De fait, nous sommes bombardés d’informations contradictoires comme jamais auparavant. Les chaînes d’information continue sont tellement obnubilées par l’instantanéité, qu’elles en oublient de faire des analyses de fond. Elles contribuent à diffuser une version tronquée, et trompeuse, de certains évènements.

Par exemple, la tentative de coup d’État en Turquie. Le gouvernement riposte durement. Mais personne ne se demande au juste pourquoi il y a eu tentative de putsch. Des fous probablement. On ne veut pas en savoir plus.

(L’armée a toujours été la protectrice de la république laïque en Turquie. Or, le président Erdogan est en train de revenir sur cette avancée centenaire et transforme son pays en république islamique. Voilà pourquoi il y a eu tentative de coup d’État par les militaires. Les médias québécois, braqués sur les combats de rue et les cadavres, ne l’ont jamais expliqué.)

La surabondance d’informations biaisées, incomplètes, n’explique pas tout. La rectitude politique qui embaume la liberté d’expression et la sensation très nette que les politiciens sont déconnectés de la réalité viennent jeter de l’huile sur le feu.

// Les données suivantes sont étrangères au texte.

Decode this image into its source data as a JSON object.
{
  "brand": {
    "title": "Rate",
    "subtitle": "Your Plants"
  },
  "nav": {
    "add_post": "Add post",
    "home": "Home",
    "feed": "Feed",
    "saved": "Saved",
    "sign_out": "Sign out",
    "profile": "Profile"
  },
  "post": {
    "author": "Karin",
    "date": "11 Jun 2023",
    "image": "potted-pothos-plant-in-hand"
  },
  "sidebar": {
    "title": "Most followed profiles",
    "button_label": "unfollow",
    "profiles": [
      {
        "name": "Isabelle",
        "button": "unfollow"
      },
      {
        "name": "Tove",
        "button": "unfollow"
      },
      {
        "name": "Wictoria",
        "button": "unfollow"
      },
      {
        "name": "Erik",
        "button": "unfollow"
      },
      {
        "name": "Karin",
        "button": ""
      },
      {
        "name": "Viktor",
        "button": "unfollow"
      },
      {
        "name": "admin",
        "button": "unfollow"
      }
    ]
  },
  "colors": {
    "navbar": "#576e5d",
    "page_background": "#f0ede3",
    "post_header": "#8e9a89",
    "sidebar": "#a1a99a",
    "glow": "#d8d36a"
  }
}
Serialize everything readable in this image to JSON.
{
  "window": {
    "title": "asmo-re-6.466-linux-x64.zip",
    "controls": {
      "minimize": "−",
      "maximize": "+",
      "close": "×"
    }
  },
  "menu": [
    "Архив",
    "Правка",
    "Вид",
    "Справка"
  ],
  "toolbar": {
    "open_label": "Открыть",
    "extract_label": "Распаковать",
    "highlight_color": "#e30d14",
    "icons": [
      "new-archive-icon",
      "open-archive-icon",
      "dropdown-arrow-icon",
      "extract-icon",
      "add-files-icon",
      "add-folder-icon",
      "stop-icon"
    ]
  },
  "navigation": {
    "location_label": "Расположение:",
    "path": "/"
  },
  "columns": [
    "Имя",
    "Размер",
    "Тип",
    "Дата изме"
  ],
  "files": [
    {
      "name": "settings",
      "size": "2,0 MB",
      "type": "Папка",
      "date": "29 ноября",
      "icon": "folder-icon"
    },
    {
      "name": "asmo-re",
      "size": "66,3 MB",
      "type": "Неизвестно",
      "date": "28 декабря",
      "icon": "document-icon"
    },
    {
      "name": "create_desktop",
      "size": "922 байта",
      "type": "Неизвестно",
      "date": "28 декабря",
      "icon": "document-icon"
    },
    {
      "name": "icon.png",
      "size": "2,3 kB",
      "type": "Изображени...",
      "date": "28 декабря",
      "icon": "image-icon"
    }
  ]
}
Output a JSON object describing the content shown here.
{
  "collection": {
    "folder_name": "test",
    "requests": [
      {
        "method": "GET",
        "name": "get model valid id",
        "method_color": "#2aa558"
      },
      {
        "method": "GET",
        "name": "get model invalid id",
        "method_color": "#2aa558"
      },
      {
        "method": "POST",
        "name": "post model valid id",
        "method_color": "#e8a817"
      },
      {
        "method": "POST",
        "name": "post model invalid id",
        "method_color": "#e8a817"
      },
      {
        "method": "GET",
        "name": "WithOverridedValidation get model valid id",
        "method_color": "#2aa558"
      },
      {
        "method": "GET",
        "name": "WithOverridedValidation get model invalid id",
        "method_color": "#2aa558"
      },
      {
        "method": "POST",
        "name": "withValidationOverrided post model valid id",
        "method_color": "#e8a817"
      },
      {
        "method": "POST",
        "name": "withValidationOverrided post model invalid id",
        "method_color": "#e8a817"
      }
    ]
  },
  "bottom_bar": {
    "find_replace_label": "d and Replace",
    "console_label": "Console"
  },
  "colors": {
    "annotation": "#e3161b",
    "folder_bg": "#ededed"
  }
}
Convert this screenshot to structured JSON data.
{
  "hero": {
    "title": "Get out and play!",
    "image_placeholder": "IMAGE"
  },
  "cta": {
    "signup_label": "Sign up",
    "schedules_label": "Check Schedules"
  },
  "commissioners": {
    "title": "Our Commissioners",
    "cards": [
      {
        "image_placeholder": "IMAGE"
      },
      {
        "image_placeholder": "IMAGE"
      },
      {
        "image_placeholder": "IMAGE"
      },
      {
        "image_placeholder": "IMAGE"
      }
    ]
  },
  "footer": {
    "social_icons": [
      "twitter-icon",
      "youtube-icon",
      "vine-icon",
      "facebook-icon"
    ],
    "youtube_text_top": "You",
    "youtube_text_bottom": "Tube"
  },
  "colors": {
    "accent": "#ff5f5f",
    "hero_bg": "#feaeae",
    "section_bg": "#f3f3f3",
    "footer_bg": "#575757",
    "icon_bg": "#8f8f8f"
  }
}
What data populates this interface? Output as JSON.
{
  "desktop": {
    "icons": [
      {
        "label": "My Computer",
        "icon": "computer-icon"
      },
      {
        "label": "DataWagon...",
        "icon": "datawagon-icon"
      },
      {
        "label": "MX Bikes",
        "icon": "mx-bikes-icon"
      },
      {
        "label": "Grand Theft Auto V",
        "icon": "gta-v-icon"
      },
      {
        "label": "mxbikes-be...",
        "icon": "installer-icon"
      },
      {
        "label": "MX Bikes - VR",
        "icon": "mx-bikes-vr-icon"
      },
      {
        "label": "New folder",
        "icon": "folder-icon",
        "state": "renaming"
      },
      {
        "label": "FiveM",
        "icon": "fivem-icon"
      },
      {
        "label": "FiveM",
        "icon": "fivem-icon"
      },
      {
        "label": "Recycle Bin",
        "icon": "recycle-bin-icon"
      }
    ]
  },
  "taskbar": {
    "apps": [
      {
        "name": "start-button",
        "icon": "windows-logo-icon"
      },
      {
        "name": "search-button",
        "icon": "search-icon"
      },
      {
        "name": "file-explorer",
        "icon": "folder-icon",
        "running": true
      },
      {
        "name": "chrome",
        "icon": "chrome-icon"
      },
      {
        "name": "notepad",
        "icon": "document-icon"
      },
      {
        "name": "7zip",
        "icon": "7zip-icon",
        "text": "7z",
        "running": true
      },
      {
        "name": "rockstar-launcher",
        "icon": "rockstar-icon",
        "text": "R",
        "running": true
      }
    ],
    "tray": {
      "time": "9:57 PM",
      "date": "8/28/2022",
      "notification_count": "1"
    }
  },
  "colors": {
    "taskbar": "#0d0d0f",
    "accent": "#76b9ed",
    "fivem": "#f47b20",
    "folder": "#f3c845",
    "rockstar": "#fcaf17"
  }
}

La post-vérité est également l’enfant légitime d’une grande désillusion politique vis-à-vis du néolibéralisme. Certes, l’ouverture des marchés crée énormément d’emplois, mais elle a jeté beaucoup de gens sur le pavé. À juste titre, ils estiment qu’on leur a menti.

La colère est source d’aveuglement et très mauvaise conseillère. Un moment donné, les faits n’ont plus droit de cité. Trop compliqué de démêler le vrai du faux, alors chacun se fait son opinion et s’y cramponne, sans vouloir entendre le point de vue opposé.

De toute façon, avez-vous déjà essayé de débattre intelligemment dans les médias sociaux? Particulièrement dans Twitter?

La post-vérité est tellement plus simple.

Évènement

Certains renâcleront devant cette graphie avec accent grave. Elle est pourtant largement acceptée de nos jours, même si elle fait partie de ce que beaucoup considèrent comme un infâme chapelet de rectifications de l’orthographe qui suscite tant d’émoi.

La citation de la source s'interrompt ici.